The intention of the Peace is good and uplifting and even necessary. But it is a ritual that has completely got out of hand. Even the restrained Brits, who I had counted on to wrestle this beast with their usual abrupt tact, had let it run amok. Anglicans have turned the Peace into intermission, a time to mingle and stretch their legs. No sooner has the priest said, “The peace of the Lord be always with you” when the place devolves into a raucous affair, responding en masse like a dog who hears the word “walk.”

I had made the mistake of reverting to my Anglican sensibilities at Quarr Abbey when the Peace was invoked during Mass one day. (Roman Catholics convey the Peace with a perfunctory nod to their pew neighbors while remaining fixed in place.) As I moved from pew to pew dispensing my bonhomie to all five people in the congregation like a politician on the campaign trail, people reeled in alarm. They must have thought I had lost my mind.

During the exchange of the Peace at St. Hilda's chapel, all hell broke loose. Worshippers struggled over pews to shake hands with all and sundry, one woman lost her footing and fell, and there was much hugging and catching up with neighborhood news, commiserating about the previous night's football match, extending of invitations to dinner or drinks at the pub, and avuncular forays into the state of the economy. Total and prolonged mayhem. The priest loudly called everyone to order and directed them back to their pews and on to the next hymn, but even then people continued to chat, greeting one another as if they had been displaced by war for several years and had only recently returned.

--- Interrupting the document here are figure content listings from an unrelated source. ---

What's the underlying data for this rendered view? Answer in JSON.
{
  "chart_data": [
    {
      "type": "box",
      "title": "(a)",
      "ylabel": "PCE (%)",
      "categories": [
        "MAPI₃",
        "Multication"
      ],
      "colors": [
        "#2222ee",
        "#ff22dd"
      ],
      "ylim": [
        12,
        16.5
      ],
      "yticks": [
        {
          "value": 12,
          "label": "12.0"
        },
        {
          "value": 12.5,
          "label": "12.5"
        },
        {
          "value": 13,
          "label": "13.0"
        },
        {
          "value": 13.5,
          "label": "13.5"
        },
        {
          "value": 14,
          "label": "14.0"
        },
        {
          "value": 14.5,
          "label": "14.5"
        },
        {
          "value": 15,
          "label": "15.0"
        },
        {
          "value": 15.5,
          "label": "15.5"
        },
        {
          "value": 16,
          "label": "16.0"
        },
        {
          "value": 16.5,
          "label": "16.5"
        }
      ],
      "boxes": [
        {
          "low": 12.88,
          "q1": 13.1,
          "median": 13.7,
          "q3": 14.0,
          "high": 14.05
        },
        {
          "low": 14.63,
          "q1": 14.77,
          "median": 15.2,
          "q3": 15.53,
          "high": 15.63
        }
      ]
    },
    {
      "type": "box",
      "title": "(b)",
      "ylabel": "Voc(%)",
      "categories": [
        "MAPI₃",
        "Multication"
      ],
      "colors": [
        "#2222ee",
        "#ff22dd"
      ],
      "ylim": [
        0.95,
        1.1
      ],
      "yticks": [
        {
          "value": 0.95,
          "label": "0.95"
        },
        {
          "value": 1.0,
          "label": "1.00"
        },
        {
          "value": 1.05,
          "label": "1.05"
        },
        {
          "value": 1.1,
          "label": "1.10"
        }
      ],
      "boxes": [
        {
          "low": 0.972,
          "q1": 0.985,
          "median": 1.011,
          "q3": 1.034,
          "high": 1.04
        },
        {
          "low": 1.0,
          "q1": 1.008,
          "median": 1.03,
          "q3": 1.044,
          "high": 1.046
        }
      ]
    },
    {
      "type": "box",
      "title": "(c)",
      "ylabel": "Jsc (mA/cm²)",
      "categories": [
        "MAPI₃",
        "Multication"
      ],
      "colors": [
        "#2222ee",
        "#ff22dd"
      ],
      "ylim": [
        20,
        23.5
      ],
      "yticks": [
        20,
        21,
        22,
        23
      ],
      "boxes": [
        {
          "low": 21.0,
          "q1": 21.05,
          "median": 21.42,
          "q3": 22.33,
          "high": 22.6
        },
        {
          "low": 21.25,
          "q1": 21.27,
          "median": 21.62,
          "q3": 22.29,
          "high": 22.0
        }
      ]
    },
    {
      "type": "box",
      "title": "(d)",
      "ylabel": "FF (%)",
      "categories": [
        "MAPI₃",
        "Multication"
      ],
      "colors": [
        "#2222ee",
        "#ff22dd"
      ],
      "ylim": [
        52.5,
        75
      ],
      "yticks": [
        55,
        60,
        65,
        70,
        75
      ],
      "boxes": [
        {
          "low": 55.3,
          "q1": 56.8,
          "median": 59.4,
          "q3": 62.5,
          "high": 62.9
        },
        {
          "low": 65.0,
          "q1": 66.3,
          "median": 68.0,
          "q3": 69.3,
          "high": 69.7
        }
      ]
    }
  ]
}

The Peace is anything but. It is the Grand Interruption that fragments the solemnity of the service. If there is another revision of the prayer book, we can only hope those vested with the undertaking will review this ritual and provide some rules of sanity or find a less disruptive, more amenable place for it in the service. The post-service coffee hour, perhaps?

( 6:v )

MORNING DAWNED
in striated layers of pale orange, light green, and deep blue that bled into one another like a Turner watercolor. The town and surrounding farms were silhouetted in darkness. Soon the sun would be up, the landscape would be illuminated, and people would be rushing about their day, forgetting that they had glimpsed a beautiful sunrise, or worse, oblivious to the fact that one had occurred at all.

The days and weeks were passing quickly inside the cloistered cocoon, but at the same time it was as if life stood still. The outside world took on a surreal quality, and as each day flipped over to the next, I felt the world I once knew slip from my grasp like filaments in a spider's web.